Bug 591197

Summary: Need flag to enable quorum mode for even split stretch clusters
Product: Red Hat Enterprise Linux 6 Reporter: Perry Myers <pmyers>
Component: clusterAssignee: Christine Caulfield <ccaulfie>
Status: CLOSED CANTFIX QA Contact: Cluster QE <mspqa-list>
Severity: medium Docs Contact:
Priority: low    
Version: 6.0CC: ccaulfie, cluster-maint, lhh, rpeterso, teigland
Target Milestone: rcKeywords: FutureFeature
Target Release: ---   
Hardware: All   
OS: Linux   
Whiteboard:
Fixed In Version: Doc Type: Enhancement
Doc Text:
Story Points: ---
Clone Of:
: 591198 (view as bug list) Environment:
Last Closed: 2010-05-11 17:26:21 UTC Type: ---
Regression: --- Mount Type: ---
Documentation: --- CRM:
Verified Versions: Category: ---
oVirt Team: --- RHEL 7.3 requirements from Atomic Host:
Cloudforms Team: --- Target Upstream Version:
Embargoed:
Bug Depends On:    
Bug Blocks: 591198    

Description Perry Myers 2010-05-11 16:11:36 UTC
Description of problem:
Today a 2 node cluster can be used in a stretch cluster configuration using cman 2 node mode, which effectively lets both nodes win and uses a fence race to break the tie.  If the fencing network is the same as the heartbeat network, then this means that the admin chooses which node wins by running fence_ack_manual to break the tie.

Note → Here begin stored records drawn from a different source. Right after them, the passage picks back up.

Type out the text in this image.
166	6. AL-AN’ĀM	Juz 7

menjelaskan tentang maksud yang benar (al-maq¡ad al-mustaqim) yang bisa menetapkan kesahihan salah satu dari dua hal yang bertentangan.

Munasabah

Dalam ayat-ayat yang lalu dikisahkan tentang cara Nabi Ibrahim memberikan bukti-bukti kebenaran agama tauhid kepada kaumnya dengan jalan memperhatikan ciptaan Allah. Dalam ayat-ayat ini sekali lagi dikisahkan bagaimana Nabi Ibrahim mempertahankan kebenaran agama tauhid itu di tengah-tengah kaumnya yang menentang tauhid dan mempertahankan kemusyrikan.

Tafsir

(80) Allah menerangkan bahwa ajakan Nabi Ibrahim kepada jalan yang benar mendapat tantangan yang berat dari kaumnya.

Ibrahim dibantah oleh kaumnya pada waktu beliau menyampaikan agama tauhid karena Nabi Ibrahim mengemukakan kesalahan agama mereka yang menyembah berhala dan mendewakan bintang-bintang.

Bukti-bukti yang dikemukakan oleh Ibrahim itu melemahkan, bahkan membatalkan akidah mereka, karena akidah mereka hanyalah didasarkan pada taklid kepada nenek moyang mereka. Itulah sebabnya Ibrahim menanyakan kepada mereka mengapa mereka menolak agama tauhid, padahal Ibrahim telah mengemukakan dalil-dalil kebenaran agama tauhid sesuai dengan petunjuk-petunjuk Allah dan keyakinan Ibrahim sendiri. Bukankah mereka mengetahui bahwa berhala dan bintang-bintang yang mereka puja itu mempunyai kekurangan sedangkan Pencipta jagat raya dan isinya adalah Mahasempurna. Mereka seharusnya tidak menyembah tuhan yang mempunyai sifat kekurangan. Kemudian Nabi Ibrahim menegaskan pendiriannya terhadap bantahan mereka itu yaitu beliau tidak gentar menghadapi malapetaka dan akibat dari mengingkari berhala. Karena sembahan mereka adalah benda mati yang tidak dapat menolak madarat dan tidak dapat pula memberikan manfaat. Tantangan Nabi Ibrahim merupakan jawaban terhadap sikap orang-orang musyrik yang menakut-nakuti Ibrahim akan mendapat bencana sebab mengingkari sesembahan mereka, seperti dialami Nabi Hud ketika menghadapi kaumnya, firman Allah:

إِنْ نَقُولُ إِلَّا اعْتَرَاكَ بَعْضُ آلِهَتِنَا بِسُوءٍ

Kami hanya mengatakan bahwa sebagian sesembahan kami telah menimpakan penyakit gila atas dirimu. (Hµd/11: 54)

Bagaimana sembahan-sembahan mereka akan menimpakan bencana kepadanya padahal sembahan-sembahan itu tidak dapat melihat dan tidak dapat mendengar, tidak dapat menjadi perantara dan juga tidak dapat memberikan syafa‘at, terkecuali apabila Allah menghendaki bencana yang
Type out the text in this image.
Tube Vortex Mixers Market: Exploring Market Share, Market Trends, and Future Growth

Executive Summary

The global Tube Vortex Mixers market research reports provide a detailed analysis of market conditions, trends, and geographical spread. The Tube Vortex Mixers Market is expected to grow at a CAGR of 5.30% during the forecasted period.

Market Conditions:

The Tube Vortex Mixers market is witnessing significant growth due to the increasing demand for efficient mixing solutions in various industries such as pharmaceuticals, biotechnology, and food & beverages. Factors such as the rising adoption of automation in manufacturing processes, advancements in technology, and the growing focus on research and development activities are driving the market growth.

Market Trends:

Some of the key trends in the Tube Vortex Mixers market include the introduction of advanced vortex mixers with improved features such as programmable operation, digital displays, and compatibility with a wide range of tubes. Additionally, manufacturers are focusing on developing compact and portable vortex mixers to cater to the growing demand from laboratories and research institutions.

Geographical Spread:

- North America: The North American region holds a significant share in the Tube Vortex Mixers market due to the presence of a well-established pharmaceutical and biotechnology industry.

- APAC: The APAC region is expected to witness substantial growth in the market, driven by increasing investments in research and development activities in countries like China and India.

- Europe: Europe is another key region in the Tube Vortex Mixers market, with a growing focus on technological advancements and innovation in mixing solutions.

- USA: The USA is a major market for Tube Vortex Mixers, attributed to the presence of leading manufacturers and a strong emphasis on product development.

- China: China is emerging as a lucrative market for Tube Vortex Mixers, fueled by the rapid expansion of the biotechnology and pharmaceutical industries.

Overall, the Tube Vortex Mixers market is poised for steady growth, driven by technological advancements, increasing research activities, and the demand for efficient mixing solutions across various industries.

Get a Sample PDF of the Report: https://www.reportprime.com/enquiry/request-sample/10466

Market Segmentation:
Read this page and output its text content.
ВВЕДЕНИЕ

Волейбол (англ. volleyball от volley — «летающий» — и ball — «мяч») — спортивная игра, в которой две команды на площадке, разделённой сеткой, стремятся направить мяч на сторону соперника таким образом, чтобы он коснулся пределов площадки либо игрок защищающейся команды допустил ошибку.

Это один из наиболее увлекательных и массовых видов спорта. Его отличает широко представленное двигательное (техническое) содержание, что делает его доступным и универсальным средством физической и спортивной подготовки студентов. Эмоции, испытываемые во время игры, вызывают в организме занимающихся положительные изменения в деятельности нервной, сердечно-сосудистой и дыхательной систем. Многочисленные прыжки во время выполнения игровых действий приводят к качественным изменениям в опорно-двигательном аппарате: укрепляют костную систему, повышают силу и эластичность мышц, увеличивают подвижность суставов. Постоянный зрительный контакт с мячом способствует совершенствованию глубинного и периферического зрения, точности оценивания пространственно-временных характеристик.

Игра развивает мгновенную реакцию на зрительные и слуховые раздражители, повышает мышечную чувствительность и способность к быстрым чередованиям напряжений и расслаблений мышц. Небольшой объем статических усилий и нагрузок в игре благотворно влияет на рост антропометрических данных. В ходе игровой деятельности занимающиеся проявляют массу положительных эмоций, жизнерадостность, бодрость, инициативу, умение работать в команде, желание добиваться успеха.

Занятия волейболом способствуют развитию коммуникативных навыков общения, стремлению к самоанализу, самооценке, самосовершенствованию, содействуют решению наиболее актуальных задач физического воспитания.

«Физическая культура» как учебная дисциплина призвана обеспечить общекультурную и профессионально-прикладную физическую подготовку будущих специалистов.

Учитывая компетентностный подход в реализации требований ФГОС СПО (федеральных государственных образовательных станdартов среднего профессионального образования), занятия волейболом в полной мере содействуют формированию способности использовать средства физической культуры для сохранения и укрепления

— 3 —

For 2x2, 3x3... stretch clusters we have the same problem but 2 node mode cannot work here.  Instead we need to allow a mode where quorum can be maintained by expected_votes/2 instead of (expected_votes/2)-1

Normally in a non-stretch environment qdisk would be used to handle this number of nodes failing, but qdisk cannot be used across a stretch cluster since it cannot be used with storage replication technologies and the qdisk cannot be located at just a single site.

So suggest is to create a cluster.conf option to enable 'stretch cluster mode' which can be used with all two site stretch clusters with an even node count.  (Note, stretch clusters by definition have to have an even node count)  This new option would change the number of required votes as described above, and can _only_ be used on a stretch cluster configuration and requires that the customer get engineering review of their configuration/architecture.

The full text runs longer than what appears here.